Choose Unchoose Pattern II

| Mar 6, 2023 min read


This is part two of my discussion on the choose unchoose pattern found in programming interview questions. This post will specifically focus on the loop aspect of the pattern. We will use the Combination Sub problem as the application to the concepts.

Understanding why a loop also works

I think the easiest way to view the loop and how it works is by understanding that it will try the first candidate as much as possible and when that fails it will iterate to the next viable candidate.

Let’s say our input for the problem is [2,3,6,7], target = 7

The loop will only iterate to the next step once the recursion reaches a halt. In this case it will continuously add 2 to the path until it finds a solution or until the path is invalid. [2] target = 5
[2,2] target = 3
[2,2,2] target = 1
[2,2,2,2] target = -1

At this point the recursion hits the base case where target is now not valid since target < 0. It will return to the last previous valid case. [2,2,2] target = 1

We started with i = 0 and nums[0:] means the whole array is still valid. Once we hit the invalid base case we can now finally iterate to the next candidate. The loop does this by iteration. nums[1:] will now remove the first element as a valid candidate and try the next one. This means the next thing that is tested is [2, 2, 2, 3].

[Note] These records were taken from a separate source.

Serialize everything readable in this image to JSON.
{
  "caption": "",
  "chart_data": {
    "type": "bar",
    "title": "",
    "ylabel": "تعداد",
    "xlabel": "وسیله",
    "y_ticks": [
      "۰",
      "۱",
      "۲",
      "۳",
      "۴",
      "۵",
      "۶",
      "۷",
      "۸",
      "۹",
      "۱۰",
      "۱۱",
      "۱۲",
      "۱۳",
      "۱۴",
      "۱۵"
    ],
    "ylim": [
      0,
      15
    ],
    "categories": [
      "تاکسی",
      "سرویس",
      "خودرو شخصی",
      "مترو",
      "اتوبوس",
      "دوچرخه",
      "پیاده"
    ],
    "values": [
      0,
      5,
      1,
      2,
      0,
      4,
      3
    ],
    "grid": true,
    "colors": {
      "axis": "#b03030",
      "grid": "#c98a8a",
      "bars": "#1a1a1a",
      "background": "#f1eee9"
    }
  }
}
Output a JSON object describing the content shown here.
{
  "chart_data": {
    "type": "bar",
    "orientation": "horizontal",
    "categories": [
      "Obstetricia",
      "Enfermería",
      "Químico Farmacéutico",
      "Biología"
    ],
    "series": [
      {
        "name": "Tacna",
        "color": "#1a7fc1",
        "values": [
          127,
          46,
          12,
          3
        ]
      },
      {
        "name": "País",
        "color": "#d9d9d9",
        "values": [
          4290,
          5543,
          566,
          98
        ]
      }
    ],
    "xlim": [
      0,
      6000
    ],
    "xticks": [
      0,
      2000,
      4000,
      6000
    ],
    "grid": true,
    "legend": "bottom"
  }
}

for i in range(len(nums)):
    # path is [2,2,2]
    choice = nums[i]
    dfs(nums[i:], target-nums[i], path+choice)
    # code below is implicit
    # if choice is valid or choice is not valid:
    #     continue

Iteration removes the current candidate from the solution space

Once we iterate we’re looking at a shrunken candidate list. We removed one candidate from that list and now will look at the new candidate until we reach a valid solution or until it is no longer valid.